FILE PHOTO: A Canadian dollar coin, commonly known as the "Loonie", is pictured in this illustration picture taken in Toronto January 23, 2015. REUTERS/Mark Blinch/File Photo

At 3:40 p.m. (2040 GMT), the Canadian dollar CAD=D4 was trading 0.3% lower at 1.3304 to the greenback, or 75.17 U.S. cents. The currency touched its weakest intraday level since Oct. 10 at 1.3328.

On Tuesday, Bank of Canada Senior Deputy Governor Carolyn Wilkins said the global economy is facing immense challenges that could spill over into Canada and that the central bank has room to move interest rates lower.

“The real impetus is Wilkins’ comments yesterday, keeping concerns alive over a potential BoC cut in December or early 2020,” said Erik Nelson, a currency strategist at Wells Fargo in New York. “Then we had this latest run-up in USD-CAD amid some of the trade concerns.”

Canada’s central bank shifted to a more dovish stance in October as it cut its economic growth forecasts and expressing concern about global trade uncertainty.

Money markets see about a 20% chance of a Bank of Canada interest rate cut at the central bank's next policy meeting on Dec. 4. Chances of a cut in January are seen at more than 50%. BOCWATCH

Worries that a “phase one” trade deal between Washington and Beijing may not be completed this year weighed on Wall Street.

Canada runs a current account deficit and is a major exporter of commodities, including oil, so its economy could be hurt by a slowdown in the global flow of capital or trade.

U.S. crude oil futures CLc1 rose more than 3% after a better-than-expected U.S. crude inventories report and as Russia said it would continue its cooperation with OPEC to keep the global oil market balanced.

Data from Statistic Canada showed that the country’s annual inflation rate held steady in October at 1.9% as expected, marking the third straight month of little change.

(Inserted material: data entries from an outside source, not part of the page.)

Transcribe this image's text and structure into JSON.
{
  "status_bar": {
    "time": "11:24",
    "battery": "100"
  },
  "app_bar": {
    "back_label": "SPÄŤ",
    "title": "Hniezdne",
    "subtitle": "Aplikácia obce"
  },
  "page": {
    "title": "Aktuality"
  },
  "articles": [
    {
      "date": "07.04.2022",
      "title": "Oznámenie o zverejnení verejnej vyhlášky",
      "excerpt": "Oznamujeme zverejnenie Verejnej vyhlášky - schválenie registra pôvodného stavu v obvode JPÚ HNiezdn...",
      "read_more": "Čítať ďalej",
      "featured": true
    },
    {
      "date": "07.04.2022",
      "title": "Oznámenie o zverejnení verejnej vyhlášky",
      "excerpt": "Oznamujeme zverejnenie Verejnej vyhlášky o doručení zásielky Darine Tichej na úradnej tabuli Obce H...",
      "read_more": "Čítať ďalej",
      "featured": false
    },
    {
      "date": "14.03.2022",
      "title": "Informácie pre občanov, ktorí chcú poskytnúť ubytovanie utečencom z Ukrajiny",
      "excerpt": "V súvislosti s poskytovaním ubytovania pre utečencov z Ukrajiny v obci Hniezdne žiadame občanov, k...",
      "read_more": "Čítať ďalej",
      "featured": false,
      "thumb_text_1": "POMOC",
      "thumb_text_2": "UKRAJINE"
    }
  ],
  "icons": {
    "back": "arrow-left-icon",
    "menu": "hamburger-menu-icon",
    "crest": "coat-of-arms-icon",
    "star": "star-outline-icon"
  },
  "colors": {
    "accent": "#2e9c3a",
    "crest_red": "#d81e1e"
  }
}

Bank of Canada Governor Stephen Poloz is due to speak on Thursday on economic change.

Canadian government bond prices were higher across a flatter yield curve in sympathy with U.S. Treasuries. The two-year CA2YT=RR rose 1 Canadian cent to yield 1.512% and the 10-year CA10YT=RR was up 16 Canadian cents to yield 1.428%.

The 10-year yield touched its lowest intraday level since Oct. 10 at 1.394%.